The mission’s biggest wager is also its most human-sounding part: if AstroForge is right that its chosen asteroid is rich enough in magnetic iron and nickel, DeepSpace-2’s magnetic landing gear should grab on. If they pick wrong… they still attempt the landing, but the real fear is bouncing off. “Godspeed,” Paul Byrne, a planetary scientist at Washington University in St. Louis, says—capturing the skepticism of several independent experts.

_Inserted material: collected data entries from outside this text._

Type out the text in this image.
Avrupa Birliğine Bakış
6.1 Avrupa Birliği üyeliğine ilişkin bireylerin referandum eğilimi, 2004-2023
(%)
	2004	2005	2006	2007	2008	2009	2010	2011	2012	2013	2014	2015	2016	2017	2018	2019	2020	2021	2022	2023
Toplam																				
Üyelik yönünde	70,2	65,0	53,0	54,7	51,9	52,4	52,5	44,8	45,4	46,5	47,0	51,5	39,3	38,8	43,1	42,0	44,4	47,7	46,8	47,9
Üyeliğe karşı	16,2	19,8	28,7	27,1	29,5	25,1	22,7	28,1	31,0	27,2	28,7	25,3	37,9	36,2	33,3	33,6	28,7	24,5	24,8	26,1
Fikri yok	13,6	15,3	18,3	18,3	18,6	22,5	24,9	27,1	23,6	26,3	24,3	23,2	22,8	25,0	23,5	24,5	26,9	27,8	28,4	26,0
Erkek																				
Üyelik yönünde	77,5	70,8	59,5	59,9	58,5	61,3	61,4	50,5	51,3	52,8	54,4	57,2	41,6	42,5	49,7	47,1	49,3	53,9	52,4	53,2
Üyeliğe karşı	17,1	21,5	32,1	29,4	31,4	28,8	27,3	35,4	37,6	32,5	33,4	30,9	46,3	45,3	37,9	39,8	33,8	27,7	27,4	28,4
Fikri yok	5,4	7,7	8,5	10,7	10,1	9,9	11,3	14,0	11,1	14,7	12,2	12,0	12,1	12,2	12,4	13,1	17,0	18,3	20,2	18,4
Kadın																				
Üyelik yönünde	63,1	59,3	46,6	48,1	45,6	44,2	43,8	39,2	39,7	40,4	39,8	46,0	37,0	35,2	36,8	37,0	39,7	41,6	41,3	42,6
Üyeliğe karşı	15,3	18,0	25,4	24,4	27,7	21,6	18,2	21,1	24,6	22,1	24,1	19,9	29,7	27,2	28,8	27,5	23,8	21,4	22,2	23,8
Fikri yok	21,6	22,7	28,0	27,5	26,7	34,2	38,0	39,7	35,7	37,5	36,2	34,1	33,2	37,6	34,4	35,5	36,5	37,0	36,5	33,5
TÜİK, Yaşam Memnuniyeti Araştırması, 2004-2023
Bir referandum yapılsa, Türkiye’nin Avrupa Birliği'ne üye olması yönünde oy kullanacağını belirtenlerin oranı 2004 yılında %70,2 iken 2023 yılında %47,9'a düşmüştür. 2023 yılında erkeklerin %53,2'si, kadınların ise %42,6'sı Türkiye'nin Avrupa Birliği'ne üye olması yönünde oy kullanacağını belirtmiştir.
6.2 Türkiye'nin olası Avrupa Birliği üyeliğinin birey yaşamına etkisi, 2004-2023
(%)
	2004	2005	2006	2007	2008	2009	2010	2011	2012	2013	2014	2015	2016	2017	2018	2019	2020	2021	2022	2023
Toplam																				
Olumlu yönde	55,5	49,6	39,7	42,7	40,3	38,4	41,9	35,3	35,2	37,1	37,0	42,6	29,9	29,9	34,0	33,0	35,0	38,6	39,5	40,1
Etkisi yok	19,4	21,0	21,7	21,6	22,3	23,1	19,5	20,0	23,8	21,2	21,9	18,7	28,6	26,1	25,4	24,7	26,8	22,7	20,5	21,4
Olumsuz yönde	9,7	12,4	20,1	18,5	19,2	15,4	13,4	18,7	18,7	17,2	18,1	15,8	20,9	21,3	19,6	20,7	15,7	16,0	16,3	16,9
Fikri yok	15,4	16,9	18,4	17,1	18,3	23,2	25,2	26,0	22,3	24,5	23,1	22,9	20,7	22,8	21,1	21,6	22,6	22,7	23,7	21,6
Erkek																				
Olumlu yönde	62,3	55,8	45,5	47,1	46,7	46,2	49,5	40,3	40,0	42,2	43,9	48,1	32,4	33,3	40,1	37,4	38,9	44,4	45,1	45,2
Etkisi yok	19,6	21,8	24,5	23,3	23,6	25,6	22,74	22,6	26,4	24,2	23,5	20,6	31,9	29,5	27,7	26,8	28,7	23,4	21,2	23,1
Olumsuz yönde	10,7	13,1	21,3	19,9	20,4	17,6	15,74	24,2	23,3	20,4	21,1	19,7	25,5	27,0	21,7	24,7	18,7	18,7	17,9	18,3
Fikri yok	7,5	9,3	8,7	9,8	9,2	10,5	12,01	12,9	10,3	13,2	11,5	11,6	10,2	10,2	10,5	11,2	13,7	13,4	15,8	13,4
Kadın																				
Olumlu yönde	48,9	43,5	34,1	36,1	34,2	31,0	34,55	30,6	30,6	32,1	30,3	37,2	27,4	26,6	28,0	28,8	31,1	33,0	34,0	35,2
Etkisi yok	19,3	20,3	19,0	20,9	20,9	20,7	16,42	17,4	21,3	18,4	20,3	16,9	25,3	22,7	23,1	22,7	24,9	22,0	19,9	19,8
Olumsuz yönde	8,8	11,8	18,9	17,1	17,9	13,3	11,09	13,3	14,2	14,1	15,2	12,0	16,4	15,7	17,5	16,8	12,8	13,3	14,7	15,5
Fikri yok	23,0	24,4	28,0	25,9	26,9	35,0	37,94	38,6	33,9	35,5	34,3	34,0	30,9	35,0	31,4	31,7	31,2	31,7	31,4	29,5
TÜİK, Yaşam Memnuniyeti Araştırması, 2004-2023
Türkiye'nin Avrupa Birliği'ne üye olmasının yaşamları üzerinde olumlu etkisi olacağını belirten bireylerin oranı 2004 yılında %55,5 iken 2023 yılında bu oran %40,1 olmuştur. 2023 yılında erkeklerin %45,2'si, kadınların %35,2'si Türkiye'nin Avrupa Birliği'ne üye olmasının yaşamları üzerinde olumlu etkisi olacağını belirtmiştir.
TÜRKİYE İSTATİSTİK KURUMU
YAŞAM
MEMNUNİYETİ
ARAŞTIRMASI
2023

And even if DeepSpace-2 manages to arrive and land, investors might still ask the uncomfortable question: will it ever pay? Busch doubts it all. “Asteroid mining ‘never really pans out,’” he says. Ian Lange doubts the economy too, pointing out that M-type asteroids’ platinum-group wealth isn’t even known. Richard Binzel goes further and says, essentially, water will come first: “Water will be the first valuable space resource.”
Gialich seems to accept the argument but refuses to let it steer the company. “I almost wish we weren’t called an asteroid mining company,” he says. What drives him, he insists, isn’t just the promise of shiny things. It’s creating a mechanism to explore the universe—through robotic ambassadors—and proving the cynics wrong. He dodges hard questions about failure. Or maybe he just refuses to think about them.
DeepSpace-2, he says, will either achieve all its goals or die trying. And the thought he keeps returning to is the easiest one: doubters looking back at DeepSpace-2’s achievement and exclaiming, “Holy fuck, they pulled it off!”